# Fattie w/qview



## bluebombersfan (Oct 14, 2011)

I decided to make up a fattie for the weekend.  I thought I would try green pepper, onion, mushrooms sauted with a little bit of Jeff's BBQ sauce.  Here it is








I found this at my butchers so I thought I would try it out in a fattie.







Next I sauted onions, green pepper, onion with some of Jeff's BBQ.  I also added a few shakes of homemade chipotle powder to give it a bit of a kick.







After the mixture cooled I put in on the sausage.







Then I added some smoked Moz and sharp cheddar that I had in the fridge!

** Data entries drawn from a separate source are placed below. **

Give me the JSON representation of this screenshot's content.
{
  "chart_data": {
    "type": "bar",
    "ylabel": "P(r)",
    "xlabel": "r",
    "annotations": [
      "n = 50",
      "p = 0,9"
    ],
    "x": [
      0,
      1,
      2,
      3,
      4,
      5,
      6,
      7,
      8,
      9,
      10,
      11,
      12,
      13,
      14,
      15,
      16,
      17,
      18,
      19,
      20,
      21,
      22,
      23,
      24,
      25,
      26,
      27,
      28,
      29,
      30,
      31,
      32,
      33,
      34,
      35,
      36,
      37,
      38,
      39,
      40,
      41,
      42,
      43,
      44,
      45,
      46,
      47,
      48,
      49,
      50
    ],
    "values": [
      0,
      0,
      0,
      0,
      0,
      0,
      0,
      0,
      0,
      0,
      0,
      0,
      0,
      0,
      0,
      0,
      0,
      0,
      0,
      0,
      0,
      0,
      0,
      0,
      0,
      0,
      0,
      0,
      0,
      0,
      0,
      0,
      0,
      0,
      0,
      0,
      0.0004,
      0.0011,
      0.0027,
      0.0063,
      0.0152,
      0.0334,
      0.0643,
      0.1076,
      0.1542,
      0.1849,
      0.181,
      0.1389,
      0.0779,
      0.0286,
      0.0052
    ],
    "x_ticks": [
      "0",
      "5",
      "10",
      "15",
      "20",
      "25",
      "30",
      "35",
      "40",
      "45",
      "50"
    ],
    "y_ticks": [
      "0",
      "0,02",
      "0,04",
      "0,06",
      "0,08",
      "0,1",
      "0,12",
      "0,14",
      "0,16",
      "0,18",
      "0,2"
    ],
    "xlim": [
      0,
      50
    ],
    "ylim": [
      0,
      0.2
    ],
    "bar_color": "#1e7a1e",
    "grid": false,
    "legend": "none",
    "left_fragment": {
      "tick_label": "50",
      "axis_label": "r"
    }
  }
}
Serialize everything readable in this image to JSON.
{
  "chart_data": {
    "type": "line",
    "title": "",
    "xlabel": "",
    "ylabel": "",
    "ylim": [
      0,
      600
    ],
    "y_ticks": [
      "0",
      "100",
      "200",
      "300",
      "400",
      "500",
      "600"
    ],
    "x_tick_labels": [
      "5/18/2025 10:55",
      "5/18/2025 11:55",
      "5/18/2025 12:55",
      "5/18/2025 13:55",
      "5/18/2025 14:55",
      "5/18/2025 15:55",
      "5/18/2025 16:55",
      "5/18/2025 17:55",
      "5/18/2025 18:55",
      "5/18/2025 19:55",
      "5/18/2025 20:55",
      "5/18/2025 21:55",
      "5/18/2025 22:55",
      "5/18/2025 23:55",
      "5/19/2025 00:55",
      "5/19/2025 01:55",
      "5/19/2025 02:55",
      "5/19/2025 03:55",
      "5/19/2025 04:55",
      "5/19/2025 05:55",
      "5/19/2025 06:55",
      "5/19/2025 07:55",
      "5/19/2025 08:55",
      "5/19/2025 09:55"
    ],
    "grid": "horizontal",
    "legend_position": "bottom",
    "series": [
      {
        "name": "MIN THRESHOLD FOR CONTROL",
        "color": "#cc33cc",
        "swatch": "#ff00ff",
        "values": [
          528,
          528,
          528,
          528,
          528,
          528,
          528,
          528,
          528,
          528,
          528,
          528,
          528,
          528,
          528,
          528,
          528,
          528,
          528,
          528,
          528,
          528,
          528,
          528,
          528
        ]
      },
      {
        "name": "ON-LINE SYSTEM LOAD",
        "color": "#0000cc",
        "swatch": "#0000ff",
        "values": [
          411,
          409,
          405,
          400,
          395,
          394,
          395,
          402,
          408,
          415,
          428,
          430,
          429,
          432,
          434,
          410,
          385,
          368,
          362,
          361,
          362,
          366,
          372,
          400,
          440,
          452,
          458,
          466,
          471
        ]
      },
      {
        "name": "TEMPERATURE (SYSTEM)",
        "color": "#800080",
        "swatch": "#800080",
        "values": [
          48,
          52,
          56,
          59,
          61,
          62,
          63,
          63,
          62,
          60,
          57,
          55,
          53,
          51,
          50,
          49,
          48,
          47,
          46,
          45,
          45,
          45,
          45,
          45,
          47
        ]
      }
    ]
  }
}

Rolled up and ready for some bacon!







Bacon weave added and ready for the smoker.  This one will be going on later today will post some pictures after the weekend!!!


----------



## rbranstner (Oct 14, 2011)

Looking good. I haven't smoked a fatty in so long. I should probably throw one on this weekend when my smoker is running.


----------



## ptcruiserguy (Oct 14, 2011)

Dang, now that is a nice lookin fattie. Think I could get ya to come here and roll me a couple?? lol

I like the ingredients you put in there. I think I need to smoke another fattie!!

Happy Smokin'

Mike


----------



## bluebombersfan (Oct 14, 2011)

ptcruiserguy said:


> Dang, now that is a nice lookin fattie. Think I could get ya to come here and roll me a couple?? lol
> 
> I like the ingredients you put in there. I think I need to smoke another fattie!!
> 
> ...


HAHAHAHAHAH!!  Thanks.


----------



## Bearcarver (Oct 14, 2011)

Beautiful Job, Bomber !!!!

Thanks for showing!

Bear


----------



## SmokinAl (Oct 14, 2011)

Great start!

Can't wait for the finish!


----------



## bluebombersfan (Oct 14, 2011)

Bearcarver said:


> Beautiful Job, Bomber !!!!
> 
> Thanks for showing!
> 
> Bear


Thanks Bear!!!


----------



## bluebombersfan (Oct 14, 2011)

SmokinAl said:


> Great start!
> 
> Can't wait for the finish!


Thanks Al, will post after the weekend!


----------



## boykjo (Oct 14, 2011)

Thats a fine looking fattie so far blue............................


----------



## mballi3011 (Oct 14, 2011)

Nice Fattie Dude


----------